Resources

People often ask me "How did you learn how to hack?" The answer: by reading. This page is a collection of the blog posts and other articles that I have accumulated over the years of my journey. Enjoy!

Muhon decided to review Wordpress plugins with a set of SAST tools. Initially, they reviewed 10K plugins with Semgrep. This led to hours upon hours of reviewing false positives. So, they decided to use LLMs to triage bugs themselves.

To not spend too much on tokens, they decided to focus on a single class of bugs: missing authorization. In WordPress, AJAX hooks are API endpoints that can be called by users, including low-privileged ones. There are no authorization checks by default; if a developer fails to verify the user's permissions in the callback, a low-privileged user can perform unexpected actions.

Step 1 was to create a Semgrep rule that detected AJAX hooks whose callback functions didn't include simple authorization checks.

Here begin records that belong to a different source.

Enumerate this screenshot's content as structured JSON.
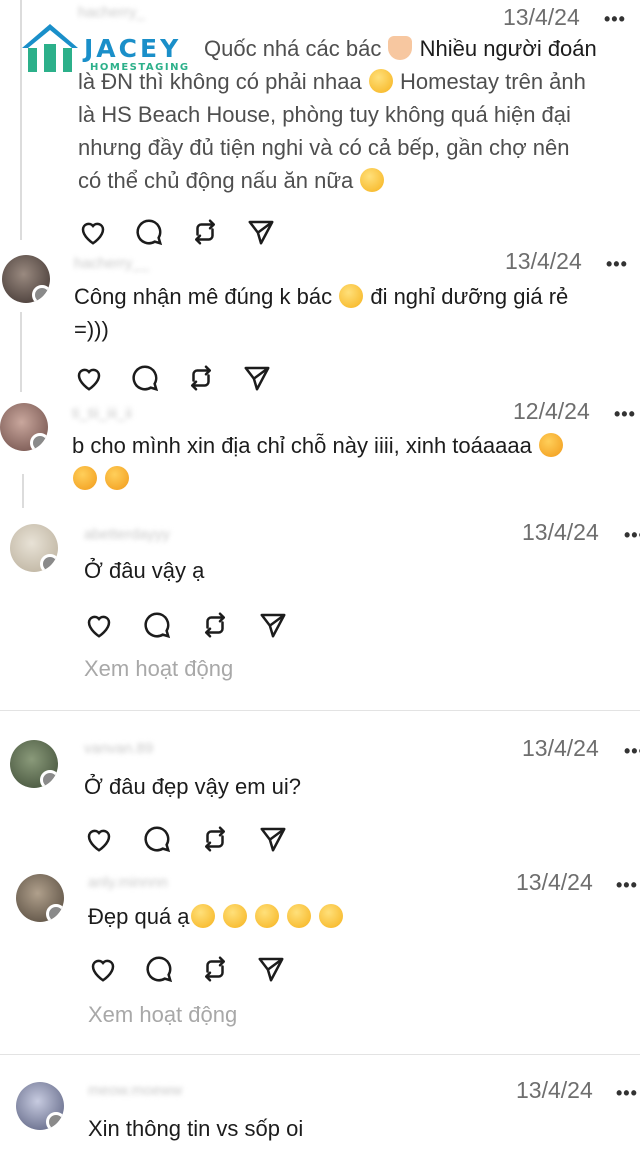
{
  "logo": {
    "brand": "JACEY",
    "sub": "HOMESTAGING",
    "colors": {
      "blue": "#1a8fc9",
      "green": "#2cb08a"
    }
  },
  "comments": [
    {
      "date": "13/4/24",
      "text_parts": [
        "Quốc nhá các bác",
        "Nhiều người đoán là ĐN thì không có phải nhaa",
        "Homestay trên ảnh là HS Beach House, phòng tuy không quá hiện đại nhưng đầy đủ tiện nghi và có cả bếp, gần chợ nên có thể chủ động nấu ăn nữa"
      ],
      "lines": [
        "Quốc nhá các bác",
        "Nhiều người đoán",
        "là ĐN thì không có phải nhaa",
        "Homestay trên ảnh",
        "là HS Beach House, phòng tuy không quá hiện đại",
        "nhưng đầy đủ tiện nghi và có cả bếp, gần chợ nên",
        "có thể chủ động nấu ăn nữa"
      ]
    },
    {
      "date": "13/4/24",
      "lines": [
        "Công nhận mê đúng k bác",
        "đi nghỉ dưỡng giá rẻ",
        "=)))"
      ]
    },
    {
      "date": "12/4/24",
      "lines": [
        "b cho mình xin địa chỉ chỗ này iiii, xinh toáaaaa"
      ]
    },
    {
      "date": "13/4/24",
      "lines": [
        "Ở đâu vậy ạ"
      ],
      "view_activity": "Xem hoạt động"
    },
    {
      "date": "13/4/24",
      "lines": [
        "Ở đâu đẹp vậy em ui?"
      ]
    },
    {
      "date": "13/4/24",
      "lines": [
        "Đẹp quá ạ"
      ],
      "view_activity": "Xem hoạt động"
    },
    {
      "date": "13/4/24",
      "lines": [
        "Xin thông tin vs sốp oi"
      ]
    }
  ],
  "icons": {
    "like": "heart-icon",
    "reply": "comment-icon",
    "repost": "repost-icon",
    "share": "send-icon",
    "more": "more-icon"
  },
  "more_label": "•••"
}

The rule first finds all callbacks and then checks whether each callback contains a set of common authorization functions. Next, they would analyze the output with Claude and score each finding. From the high-scoring ones, they would review the findings and perform dynamic testing.

To review the findings from the scan, they used the VS Code extension Sarif Explorer. It keeps track of findings that you have alreayd reviewed and which ones you're done reviewing. After reviewing the code, they performed dynamic analysis on all potential bugs with the Wordfence Docker Wordpress Research Lab.

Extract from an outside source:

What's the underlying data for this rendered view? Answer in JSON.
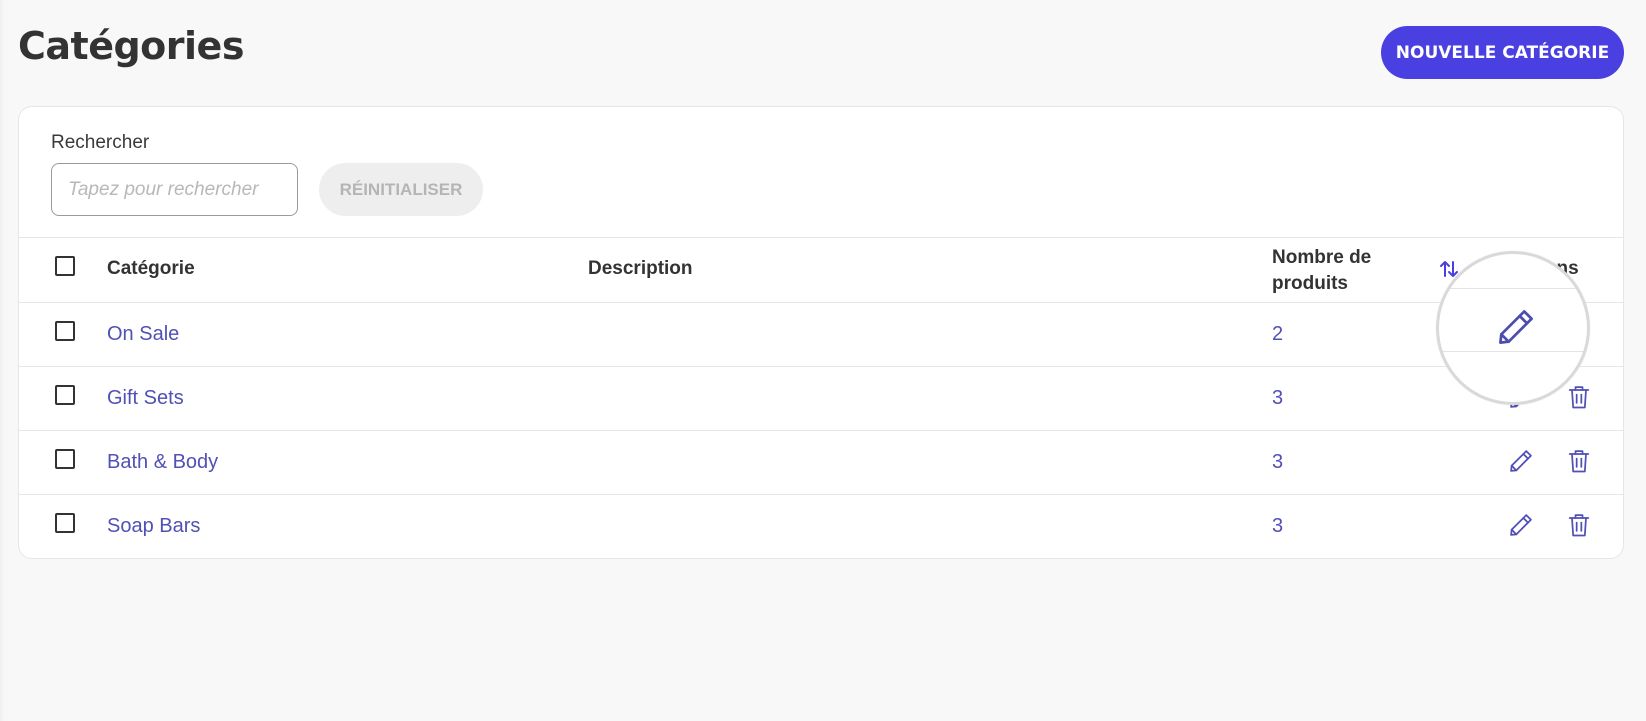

For 11K findings, Claude Opus 4.6 cost $120. Claude was good at filtering issues that were obviously false positives. This was either for things with no impact or authorization checks that were not detected by Semgrep for whatever reason. This took it from 11K to 1.4K.

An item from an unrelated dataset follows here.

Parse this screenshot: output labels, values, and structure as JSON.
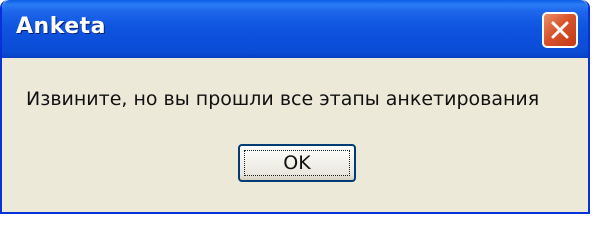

Claude was bad about Wordpress-specific security, like $_GET automatically escaping quotes to prevent SQLi or the functions wp_handle_upload() being safe against file upload webshell attacks. In the future, they will add more specific WordPress knowledge to reduce the false positive rate. They also learned that being more specific on in scope impacts would have been helpful, in accordance to the bug bounty platforms they were looking into.

They found a few interesting things... on the plugins: an IDOR that leaked PII and missing permission checks for admin actions like resetting the database. Additionally, they found an SSRF and the ability to download backup files. All of them got CVEs assigned to them.

Overall, a good article on what did and didn't work in vulnerability scanning, combining regular tools and AI tools.